Thanks to the efforts of whistleblower Edward Snowden and the reluctant cooperation of the Washington Post, American citizens are now able to see just what their half-trillion dollars have bought them over the last 10 years: a vastly larger and more expensive and invasive surveillance state than most people even imagined. And the Post warned that the “black budget” provided to them by Snowden is only part of the picture, and that even what was exposed is dated.
For simplicity, the “black budget,” proposed to Congress and dated in February 2012 for the fiscal year 2013, funds the “black operations” of 16 spy agencies, not just the big ones capturing the headlines. The “big five” include the Central Intelligence Agency (CIA), the National Security Agency (NSA), the Defense Intelligence Agency (DIA), the National Geospatial-Intelligence Agency (NGA) and the National Reconnaissance Office (NRO).

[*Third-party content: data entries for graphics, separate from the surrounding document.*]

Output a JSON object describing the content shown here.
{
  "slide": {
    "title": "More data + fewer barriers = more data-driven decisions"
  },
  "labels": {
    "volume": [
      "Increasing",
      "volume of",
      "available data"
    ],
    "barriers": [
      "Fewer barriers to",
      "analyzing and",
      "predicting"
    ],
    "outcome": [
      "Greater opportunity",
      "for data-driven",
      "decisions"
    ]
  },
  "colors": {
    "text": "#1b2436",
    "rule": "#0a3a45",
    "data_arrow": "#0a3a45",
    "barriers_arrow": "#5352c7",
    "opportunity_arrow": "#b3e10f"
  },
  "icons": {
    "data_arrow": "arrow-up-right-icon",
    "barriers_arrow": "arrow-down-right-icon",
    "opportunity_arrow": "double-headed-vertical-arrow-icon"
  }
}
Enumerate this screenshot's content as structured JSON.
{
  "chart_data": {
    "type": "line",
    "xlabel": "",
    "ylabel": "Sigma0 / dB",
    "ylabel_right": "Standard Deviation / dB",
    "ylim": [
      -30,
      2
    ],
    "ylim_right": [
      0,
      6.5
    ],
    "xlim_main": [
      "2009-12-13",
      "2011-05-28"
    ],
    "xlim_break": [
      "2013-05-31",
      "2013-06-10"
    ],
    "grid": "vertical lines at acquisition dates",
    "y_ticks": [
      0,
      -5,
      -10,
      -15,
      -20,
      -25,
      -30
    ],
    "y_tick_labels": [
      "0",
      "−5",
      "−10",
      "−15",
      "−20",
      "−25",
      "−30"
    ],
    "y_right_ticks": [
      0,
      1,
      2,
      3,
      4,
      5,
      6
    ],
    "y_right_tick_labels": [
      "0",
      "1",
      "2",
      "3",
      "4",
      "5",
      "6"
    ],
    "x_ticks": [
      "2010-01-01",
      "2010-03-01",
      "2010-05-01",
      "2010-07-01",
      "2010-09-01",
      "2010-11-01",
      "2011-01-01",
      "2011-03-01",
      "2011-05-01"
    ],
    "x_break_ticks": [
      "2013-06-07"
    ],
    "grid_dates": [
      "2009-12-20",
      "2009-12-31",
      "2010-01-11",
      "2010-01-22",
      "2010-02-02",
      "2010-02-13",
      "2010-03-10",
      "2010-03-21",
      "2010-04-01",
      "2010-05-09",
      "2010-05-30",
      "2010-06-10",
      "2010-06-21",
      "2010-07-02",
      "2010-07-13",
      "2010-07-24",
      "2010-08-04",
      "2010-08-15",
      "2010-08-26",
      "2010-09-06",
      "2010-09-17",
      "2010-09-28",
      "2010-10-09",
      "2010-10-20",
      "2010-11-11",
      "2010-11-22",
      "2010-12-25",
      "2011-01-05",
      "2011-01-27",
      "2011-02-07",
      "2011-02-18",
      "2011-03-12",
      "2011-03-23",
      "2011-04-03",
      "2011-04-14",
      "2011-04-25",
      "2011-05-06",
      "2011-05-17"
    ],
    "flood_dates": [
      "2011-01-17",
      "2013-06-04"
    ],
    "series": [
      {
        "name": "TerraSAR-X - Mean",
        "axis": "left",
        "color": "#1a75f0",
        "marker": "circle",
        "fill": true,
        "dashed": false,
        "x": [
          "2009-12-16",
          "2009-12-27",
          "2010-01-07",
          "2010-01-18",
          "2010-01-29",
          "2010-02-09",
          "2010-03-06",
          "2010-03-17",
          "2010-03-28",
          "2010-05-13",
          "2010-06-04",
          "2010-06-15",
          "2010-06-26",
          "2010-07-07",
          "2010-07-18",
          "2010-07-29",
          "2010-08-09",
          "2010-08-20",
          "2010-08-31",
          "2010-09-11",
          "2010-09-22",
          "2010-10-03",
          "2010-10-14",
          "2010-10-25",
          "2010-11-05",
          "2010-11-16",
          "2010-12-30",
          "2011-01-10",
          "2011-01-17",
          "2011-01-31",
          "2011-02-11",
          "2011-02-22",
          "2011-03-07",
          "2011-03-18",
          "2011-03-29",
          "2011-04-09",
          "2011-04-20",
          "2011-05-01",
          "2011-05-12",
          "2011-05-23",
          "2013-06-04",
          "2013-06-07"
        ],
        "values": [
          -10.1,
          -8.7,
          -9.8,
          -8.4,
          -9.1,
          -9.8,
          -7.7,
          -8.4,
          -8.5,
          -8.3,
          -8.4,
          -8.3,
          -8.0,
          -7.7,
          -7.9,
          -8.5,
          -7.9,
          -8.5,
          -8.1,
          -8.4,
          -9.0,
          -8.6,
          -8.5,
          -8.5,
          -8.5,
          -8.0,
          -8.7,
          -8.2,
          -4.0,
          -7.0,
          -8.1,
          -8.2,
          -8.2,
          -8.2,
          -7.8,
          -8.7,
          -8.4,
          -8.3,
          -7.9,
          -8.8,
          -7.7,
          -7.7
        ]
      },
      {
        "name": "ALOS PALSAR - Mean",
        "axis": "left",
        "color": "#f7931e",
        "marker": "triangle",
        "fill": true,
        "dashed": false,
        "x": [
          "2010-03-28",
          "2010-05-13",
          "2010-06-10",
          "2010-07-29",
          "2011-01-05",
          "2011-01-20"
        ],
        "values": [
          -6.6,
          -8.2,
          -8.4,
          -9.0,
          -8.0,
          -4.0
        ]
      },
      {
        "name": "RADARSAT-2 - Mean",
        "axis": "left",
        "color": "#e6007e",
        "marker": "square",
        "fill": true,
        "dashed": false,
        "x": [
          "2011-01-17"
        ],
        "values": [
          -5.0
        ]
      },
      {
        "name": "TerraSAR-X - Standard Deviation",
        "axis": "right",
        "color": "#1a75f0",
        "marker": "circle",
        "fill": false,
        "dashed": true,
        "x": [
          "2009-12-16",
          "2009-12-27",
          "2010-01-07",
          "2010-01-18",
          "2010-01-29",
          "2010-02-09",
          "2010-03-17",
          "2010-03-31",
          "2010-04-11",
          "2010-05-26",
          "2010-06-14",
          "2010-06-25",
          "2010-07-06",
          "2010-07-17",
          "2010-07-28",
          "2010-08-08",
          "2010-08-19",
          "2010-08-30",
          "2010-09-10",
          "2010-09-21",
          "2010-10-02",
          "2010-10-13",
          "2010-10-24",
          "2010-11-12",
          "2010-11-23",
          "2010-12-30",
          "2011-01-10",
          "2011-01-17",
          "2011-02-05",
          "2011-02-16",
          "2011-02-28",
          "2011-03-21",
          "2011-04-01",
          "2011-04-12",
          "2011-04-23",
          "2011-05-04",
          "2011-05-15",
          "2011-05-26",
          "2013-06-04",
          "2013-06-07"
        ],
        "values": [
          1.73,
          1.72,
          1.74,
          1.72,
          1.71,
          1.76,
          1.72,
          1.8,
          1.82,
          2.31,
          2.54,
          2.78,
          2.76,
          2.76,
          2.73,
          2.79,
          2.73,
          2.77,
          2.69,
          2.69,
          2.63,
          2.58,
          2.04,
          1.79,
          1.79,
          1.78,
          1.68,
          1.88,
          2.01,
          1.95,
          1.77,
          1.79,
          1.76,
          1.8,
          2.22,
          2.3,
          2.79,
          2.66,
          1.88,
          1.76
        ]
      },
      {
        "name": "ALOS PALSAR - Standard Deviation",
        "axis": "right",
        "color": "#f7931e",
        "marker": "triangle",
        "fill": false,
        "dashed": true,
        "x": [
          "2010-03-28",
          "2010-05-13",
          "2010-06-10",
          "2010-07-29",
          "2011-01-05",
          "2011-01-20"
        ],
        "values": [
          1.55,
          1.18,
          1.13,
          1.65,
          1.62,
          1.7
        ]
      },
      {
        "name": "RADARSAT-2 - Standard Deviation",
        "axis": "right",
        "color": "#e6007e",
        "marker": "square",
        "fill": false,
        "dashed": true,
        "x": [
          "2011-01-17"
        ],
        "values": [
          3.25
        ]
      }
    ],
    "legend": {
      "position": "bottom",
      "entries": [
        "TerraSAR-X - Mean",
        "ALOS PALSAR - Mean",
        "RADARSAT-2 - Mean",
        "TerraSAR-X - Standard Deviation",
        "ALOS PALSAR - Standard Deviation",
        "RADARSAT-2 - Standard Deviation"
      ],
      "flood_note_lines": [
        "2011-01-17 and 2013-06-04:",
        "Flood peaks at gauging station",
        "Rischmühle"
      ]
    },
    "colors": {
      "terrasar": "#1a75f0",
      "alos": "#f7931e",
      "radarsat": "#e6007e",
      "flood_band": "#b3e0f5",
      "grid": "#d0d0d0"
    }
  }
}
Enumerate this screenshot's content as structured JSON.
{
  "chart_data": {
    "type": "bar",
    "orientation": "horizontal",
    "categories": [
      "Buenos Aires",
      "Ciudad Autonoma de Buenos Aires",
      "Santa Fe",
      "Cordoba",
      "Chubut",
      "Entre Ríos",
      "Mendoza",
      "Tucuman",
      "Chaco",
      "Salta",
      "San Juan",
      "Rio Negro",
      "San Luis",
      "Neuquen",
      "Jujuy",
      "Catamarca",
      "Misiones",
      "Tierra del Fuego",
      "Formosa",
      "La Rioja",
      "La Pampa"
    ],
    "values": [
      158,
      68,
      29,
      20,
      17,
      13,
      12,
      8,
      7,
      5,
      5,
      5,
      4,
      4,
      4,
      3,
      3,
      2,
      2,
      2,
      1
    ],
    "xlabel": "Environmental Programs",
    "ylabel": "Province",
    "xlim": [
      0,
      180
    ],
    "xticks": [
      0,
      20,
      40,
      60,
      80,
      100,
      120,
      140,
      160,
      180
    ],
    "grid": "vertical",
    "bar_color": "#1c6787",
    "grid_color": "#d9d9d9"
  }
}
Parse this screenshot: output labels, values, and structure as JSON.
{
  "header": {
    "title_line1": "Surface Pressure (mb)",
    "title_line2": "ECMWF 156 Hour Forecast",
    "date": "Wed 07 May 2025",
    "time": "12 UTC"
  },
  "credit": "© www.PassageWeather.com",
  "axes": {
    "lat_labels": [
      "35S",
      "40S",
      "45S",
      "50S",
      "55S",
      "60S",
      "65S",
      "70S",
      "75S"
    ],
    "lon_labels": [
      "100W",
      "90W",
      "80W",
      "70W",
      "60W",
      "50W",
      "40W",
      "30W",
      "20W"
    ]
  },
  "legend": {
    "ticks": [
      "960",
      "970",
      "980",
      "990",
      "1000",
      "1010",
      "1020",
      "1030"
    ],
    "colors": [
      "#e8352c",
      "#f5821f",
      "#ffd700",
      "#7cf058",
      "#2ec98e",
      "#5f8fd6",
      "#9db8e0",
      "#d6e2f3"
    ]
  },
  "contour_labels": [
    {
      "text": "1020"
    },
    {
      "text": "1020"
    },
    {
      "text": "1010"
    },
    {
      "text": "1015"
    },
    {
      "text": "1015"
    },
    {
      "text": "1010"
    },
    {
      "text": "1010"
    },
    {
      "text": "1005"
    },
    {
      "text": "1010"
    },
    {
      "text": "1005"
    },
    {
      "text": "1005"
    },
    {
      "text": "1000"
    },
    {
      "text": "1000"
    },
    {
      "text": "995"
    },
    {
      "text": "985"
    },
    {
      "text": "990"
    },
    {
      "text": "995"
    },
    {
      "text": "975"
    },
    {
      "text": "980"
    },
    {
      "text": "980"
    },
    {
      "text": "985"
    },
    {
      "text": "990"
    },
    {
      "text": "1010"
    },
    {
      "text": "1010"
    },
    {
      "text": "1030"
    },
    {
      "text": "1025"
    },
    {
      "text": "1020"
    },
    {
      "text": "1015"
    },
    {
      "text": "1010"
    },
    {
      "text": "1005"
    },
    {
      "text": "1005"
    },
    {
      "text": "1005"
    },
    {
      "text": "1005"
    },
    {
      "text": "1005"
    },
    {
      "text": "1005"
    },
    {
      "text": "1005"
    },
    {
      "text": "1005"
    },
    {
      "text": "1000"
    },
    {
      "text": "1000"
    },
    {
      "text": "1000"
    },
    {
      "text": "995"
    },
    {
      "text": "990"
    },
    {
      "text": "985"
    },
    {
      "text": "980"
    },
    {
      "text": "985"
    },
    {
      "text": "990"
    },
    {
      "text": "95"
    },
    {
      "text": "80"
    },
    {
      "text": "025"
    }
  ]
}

The budget, estimated at more than $50 billion a year, fails to include another $23 billion for similar surveillance costs absorbed by the Defense Department, according to the Post. And after reviewing Snowden’s documents with various spy agency advisors, part of Snowden’s leaks were “redacted” or eliminated from publication altogether. So the Post’s revelations provide a brief but limited and dated peek behind the black spy curtain that has shielded their operations for years. And because part of that budget is now funding measures to keep other whistleblowers from parting that curtain in the future, this may be the last time such a limited look will be allowed.
Nevertheless, what is revealed is staggering. The agencies, in aggregate, have four tasks and five missions. They collect data, analyze it, process it, and act on it. The starting point is with the little-known NRO, which designs, builds, and operates the spy satellites that collect satellite intelligence, divides it into bite-size pieces, and sends the signal intelligence (SIGINT) to the NSA, the imagery intelligence (IMINT) to the NSA, and the measurement and signature intelligence (MASINT) to the DIA.
From there, more than 100,000 workers analyze, track, and follow where that intelligence leads, in accordance with their mission: warning U.S. leaders about potential threats, neutralizing those threats, stopping the spread of weaponry in the possession of those threats, hacking into their networks, and eliminating the threats.